RAF MILDENHALL, England -- RAF Mildenhall Airmen recently proved they are among the best in the Air Force when they scored an "Outstanding" rating from a U.S. Air Forces in Europe inspection team during a recent air-traffic system evaluation program inspection. 

An ATSEP is like a unit-compliance inspection or an operational-readiness inspection tailored specifically to test the quality and efficiency of a base's airfield. It ensures airfields stay safe. 

While the ATSEP inspection team scoured the airfield operations (which includes the 100th Operations Support Squadron's air traffic control tower, airfield management and weather offices), it also tested the mettle of units that support the airfield, like the 100th Civil Engineer Squadron and the 100th Communications Squadron. 

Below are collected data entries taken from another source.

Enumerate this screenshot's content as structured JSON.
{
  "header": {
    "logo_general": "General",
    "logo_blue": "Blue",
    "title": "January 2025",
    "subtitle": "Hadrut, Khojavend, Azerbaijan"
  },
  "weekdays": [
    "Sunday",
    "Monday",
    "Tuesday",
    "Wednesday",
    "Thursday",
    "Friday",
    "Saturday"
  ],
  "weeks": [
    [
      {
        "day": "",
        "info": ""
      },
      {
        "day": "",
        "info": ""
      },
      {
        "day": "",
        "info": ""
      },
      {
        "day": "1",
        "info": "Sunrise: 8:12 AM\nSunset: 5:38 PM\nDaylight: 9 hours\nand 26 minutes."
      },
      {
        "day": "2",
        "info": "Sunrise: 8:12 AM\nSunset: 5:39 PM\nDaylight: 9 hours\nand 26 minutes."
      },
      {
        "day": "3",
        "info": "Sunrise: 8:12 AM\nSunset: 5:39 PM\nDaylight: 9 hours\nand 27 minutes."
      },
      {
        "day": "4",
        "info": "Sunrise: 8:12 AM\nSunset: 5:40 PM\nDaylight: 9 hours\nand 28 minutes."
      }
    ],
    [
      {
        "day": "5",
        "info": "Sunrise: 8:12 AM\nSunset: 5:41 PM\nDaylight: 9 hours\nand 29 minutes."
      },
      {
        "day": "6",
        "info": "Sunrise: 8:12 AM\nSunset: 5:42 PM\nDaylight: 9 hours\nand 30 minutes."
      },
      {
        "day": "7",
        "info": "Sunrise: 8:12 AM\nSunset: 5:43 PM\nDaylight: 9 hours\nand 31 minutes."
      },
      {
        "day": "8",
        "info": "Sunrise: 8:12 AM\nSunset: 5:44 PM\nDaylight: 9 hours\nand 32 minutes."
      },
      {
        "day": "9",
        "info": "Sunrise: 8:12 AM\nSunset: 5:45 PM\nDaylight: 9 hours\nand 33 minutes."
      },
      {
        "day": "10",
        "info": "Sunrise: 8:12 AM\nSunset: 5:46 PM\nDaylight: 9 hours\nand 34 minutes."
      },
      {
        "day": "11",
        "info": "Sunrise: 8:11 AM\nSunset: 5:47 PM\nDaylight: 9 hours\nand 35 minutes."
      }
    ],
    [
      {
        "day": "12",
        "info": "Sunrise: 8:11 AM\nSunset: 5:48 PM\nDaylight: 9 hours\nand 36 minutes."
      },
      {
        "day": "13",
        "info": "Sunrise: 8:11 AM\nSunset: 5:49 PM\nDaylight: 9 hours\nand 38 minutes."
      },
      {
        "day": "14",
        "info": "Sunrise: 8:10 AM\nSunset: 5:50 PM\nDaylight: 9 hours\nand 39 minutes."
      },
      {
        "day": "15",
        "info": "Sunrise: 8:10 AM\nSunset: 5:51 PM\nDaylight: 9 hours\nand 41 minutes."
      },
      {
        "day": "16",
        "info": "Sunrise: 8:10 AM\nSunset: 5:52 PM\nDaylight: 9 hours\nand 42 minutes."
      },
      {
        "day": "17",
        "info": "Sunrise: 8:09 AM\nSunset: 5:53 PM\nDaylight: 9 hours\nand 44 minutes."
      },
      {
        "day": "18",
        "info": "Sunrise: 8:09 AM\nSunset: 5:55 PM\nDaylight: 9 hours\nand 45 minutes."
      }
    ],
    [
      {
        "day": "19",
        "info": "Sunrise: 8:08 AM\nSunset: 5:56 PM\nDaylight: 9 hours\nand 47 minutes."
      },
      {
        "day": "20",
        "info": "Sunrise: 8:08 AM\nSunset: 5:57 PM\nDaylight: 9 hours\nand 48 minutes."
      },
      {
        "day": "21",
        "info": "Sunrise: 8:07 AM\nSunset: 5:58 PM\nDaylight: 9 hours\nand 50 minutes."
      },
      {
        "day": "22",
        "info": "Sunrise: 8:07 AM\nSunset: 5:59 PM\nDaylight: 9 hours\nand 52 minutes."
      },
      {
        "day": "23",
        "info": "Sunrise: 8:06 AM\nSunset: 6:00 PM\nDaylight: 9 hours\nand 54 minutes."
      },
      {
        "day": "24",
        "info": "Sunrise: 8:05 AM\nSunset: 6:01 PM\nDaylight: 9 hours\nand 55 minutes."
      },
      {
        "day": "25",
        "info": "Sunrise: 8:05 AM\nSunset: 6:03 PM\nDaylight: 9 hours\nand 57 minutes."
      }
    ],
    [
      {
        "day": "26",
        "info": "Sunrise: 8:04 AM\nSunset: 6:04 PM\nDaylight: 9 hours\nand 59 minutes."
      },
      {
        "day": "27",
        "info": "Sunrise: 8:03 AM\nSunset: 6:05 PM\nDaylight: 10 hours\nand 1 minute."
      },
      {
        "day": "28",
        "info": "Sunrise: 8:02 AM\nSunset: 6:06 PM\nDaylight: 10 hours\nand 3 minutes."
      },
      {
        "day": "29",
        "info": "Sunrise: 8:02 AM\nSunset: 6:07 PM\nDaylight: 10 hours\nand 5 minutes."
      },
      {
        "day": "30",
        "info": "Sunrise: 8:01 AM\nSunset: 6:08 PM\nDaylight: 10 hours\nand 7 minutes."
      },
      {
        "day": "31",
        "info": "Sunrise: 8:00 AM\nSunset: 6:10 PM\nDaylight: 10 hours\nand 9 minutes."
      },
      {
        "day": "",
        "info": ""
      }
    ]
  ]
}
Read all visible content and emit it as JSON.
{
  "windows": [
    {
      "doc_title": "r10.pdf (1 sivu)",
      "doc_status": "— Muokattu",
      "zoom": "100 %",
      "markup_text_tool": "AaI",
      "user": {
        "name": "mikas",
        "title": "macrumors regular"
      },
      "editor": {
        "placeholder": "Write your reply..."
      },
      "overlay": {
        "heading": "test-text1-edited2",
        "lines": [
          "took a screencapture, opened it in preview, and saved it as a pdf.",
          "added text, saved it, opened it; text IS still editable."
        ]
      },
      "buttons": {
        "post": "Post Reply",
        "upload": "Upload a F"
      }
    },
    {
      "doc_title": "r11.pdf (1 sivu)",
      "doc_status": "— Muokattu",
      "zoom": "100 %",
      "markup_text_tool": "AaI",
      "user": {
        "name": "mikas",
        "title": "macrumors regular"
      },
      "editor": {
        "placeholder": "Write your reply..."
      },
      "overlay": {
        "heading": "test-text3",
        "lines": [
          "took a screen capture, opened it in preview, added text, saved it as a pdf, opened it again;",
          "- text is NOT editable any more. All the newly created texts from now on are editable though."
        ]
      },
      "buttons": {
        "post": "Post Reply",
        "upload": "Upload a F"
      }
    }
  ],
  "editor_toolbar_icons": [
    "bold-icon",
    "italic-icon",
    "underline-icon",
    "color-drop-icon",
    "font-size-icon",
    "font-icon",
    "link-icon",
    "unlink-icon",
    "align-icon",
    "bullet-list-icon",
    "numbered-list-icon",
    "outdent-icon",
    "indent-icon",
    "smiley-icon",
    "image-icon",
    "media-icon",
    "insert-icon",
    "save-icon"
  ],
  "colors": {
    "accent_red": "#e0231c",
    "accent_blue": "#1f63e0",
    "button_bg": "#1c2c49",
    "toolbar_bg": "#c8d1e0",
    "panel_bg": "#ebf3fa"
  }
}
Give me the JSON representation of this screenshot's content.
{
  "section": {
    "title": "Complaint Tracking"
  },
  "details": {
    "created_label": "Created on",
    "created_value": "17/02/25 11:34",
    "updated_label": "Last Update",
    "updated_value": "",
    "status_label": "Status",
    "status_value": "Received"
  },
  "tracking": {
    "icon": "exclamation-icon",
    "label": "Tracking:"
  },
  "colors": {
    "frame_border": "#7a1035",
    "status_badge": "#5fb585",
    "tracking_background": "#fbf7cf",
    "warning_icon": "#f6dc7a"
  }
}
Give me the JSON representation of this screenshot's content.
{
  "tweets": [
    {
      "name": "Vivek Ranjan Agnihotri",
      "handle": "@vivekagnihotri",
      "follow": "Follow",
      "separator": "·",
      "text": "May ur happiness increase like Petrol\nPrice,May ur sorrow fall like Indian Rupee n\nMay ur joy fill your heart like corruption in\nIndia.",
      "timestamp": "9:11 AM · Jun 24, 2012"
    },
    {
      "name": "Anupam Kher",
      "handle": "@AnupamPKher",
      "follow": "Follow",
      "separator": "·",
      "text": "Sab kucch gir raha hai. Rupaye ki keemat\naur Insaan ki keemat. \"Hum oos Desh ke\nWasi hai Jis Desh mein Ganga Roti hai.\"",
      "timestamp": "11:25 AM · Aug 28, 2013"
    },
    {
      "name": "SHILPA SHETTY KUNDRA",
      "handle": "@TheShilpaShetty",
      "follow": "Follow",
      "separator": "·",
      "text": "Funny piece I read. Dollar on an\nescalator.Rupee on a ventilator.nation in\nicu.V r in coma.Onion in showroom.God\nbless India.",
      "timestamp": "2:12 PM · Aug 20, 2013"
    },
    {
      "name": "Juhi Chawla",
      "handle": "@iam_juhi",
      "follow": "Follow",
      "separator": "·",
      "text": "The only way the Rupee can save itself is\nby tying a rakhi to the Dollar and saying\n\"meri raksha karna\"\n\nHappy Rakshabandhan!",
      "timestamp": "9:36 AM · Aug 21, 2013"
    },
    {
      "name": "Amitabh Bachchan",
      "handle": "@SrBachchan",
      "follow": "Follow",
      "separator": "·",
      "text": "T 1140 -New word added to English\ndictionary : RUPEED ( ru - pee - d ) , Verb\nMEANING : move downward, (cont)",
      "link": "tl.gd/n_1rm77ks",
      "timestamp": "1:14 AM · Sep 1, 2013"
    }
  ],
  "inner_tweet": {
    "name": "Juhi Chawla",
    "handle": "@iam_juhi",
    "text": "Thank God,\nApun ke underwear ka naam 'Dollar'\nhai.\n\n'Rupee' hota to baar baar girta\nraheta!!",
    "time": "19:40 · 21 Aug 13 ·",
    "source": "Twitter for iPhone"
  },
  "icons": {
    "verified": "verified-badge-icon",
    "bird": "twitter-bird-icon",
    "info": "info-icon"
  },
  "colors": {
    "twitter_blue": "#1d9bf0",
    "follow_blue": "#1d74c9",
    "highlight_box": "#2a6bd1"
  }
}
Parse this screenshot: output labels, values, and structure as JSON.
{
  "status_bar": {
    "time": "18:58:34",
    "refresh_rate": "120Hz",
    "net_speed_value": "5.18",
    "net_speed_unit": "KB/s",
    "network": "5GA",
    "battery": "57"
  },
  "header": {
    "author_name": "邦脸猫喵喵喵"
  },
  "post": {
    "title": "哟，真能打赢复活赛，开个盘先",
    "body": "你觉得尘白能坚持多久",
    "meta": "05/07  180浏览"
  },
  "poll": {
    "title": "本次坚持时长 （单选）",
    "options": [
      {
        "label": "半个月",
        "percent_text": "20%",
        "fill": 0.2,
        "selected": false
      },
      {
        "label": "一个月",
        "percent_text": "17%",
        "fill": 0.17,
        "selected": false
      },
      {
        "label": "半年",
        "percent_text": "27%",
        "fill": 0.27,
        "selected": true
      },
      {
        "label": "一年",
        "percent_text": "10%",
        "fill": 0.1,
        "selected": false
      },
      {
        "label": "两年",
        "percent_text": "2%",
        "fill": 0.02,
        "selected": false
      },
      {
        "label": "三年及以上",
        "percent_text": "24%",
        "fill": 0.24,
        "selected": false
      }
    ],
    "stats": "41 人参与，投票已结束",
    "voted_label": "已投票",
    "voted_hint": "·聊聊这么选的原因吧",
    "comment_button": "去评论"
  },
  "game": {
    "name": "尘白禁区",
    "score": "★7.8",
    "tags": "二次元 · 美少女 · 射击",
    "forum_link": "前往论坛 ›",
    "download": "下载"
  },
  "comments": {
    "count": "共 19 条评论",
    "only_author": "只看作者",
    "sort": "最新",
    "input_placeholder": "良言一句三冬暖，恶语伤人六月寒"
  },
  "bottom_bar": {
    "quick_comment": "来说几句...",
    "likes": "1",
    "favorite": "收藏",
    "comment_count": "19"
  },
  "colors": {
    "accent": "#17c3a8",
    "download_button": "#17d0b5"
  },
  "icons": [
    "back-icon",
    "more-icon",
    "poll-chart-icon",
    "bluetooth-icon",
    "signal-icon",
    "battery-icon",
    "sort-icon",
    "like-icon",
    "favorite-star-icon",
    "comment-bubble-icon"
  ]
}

"The airfield as an operation was evaluated and then all the systems that directly support the airfield - lightning, generators, markings and navigational aids," Senior Master Sgt. Mike Kossover said. "They inspect the airfield itself like you would inspect a dorm room, and they inspect the people who support the airfield systems throughout."
Every unit involved in the inspection scored well on it. 

"The team chief of the inspection said that in his four years, we scored in the top two during that period of time," said Capt. Chris Smith, 100th Operations Support Squadron Air Traffic Control flight commander. "To get an 'Outstanding', you have to have zero observations. It's not easy." 

The units prepared for the inspection since the last ATSEP two years ago. That was one of the keys to their success. 

"After the first day, it was evident that all our big programs, all our special-interest items were (in order)," Sergeant Kossover said. "And, they determined those were pretty much satisfactory the first day. I've been through 20-plus ATSEPs in my career - either as someone being inspected or as an inspector - and this was the probably the hardest one I've been through." 

"You really have to earn that 'Outstanding,'" Captain Smith said. "It's not that they don't want people to earn an 'Outstanding', they just want to make sure people are passing the test to get it. They get the big-picture stuff, and they dig a little bit deeper, and they're still finding it hard to find things wrong."